Most of the time in Bodrum, though, we shooed the kids off to play and watched Halk TV and took turns reading FB on the computer. It was a good trip because Bodrum is beautiful and my friend's home is home to whoever is there and we were feeling the same, both of us tense and overcome with trying to figure this all out. Neither of us feel this is the sort of thing you should keep from kids, because kids come up with things scarier than reality when left to fill in their own blanks.

Yesterday in Taksim I did not see one single cop.

Normally, I hate crowds but some crowds are okay. This crowd was okay. It's the first time I've been in a Turkish crowd and not been groped, like guys grabbing my crotch from behind as hard as they can and it's so crowded and you can't tell which guy did it and there's nothing you can do anyway because that's what happens if you go to Taksim on New Year's or any other large gathering. So maybe it's best Erdoğan's 51% stayed home, who knows?

There was lots of regional and ethnic dancing.
I wasn't worried any more than usual about my backpack or getting pickpocketed. When people bumped into you, they made eye contact and apologized and often touched your shoulder gently. I found myself doing the same. In fact, I find myself touching people a lot more than I used to and I don't know what that's all about.

The park is a feeling of nervous celebration and it's not just kids. There is every kind of help you might need, even free cigarettes.

As ever in Turkey, there's always someone nearby to sell you something you didn't realize you wanted till that exact moment, like Turkish flags and whistles and swim goggles and Guy Fawkes masks and watermelon and köfte and gas masks.

I love her.
Things are highly organized, yet there is no central organization. I'd brought some food and trash bags with me and we found a place where they were handing out free tea and cookies and tried to give them the food, but they directed us to the yemekhane because that's where they were handing out free food. They didn't even need it anymore, really. If new supplies stopped coming in, it looks like they'd be able to stick it out at least a week or two. Still, I felt like I had to do something.

Pit of halted construction.
The university march was anti-climactic. I'm not sure what happened.
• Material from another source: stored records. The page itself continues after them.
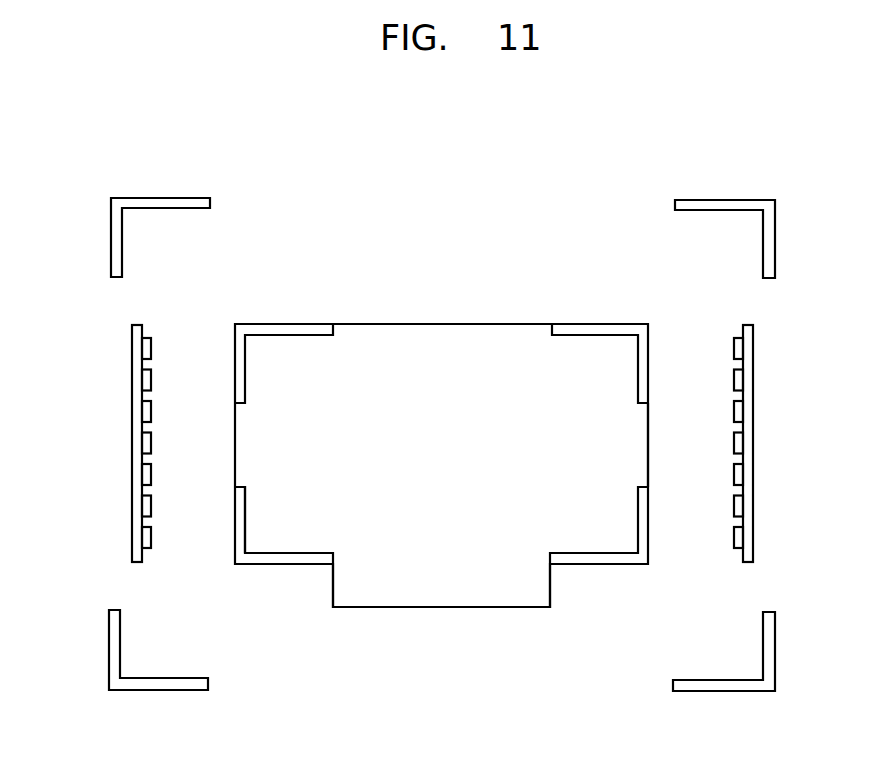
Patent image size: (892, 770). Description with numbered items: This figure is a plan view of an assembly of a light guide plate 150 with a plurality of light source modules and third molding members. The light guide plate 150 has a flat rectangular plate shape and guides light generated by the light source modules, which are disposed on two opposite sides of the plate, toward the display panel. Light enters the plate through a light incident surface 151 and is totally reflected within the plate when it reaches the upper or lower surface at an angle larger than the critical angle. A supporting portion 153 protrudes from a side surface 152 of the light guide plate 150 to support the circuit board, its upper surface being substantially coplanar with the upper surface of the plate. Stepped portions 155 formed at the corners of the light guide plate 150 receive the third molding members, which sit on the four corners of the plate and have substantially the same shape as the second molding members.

The light guide plate 150 is at (433, 333).
The light incident surface 151 is at (650, 438).
The side surface 152 is at (612, 565).
The supporting portion 153 is at (436, 607).
The stepped portion 155 is at (240, 510).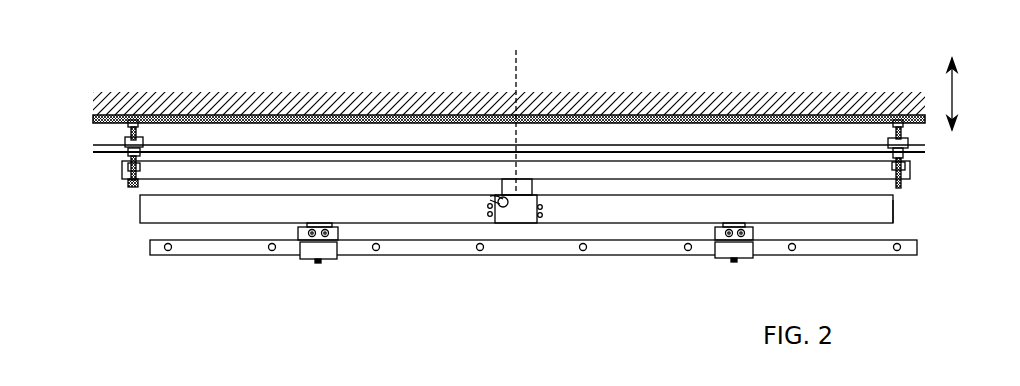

The group seemed to get separated in the park and no one read the declaration as far as I know. Another march for Abdullah Cömert started coming the other direction so we moved out of the way and then our banner was coming the other way so we followed it to between two barricades and there were about 30 people left, all unsure what to do.

The bus barricades are now furniture.
Everyone eventually went their separate ways.

They made this barricade with construction scaffolding.
Today, I'm still a bit of a wreck. I went out for breakfast with a friend rather than pacing the house alone. It's like I'm on crank, I just can't stop talking about this or anything else.

A cold wind started blowing and we could see storm clouds coming our way. The waiters started rolling up the umbrellas. My friend felt the direction the wind was blowing and tried to gauge which way the storm was blowing.

We hoped it was blowing the other way, out to sea, but it was really hard to tell.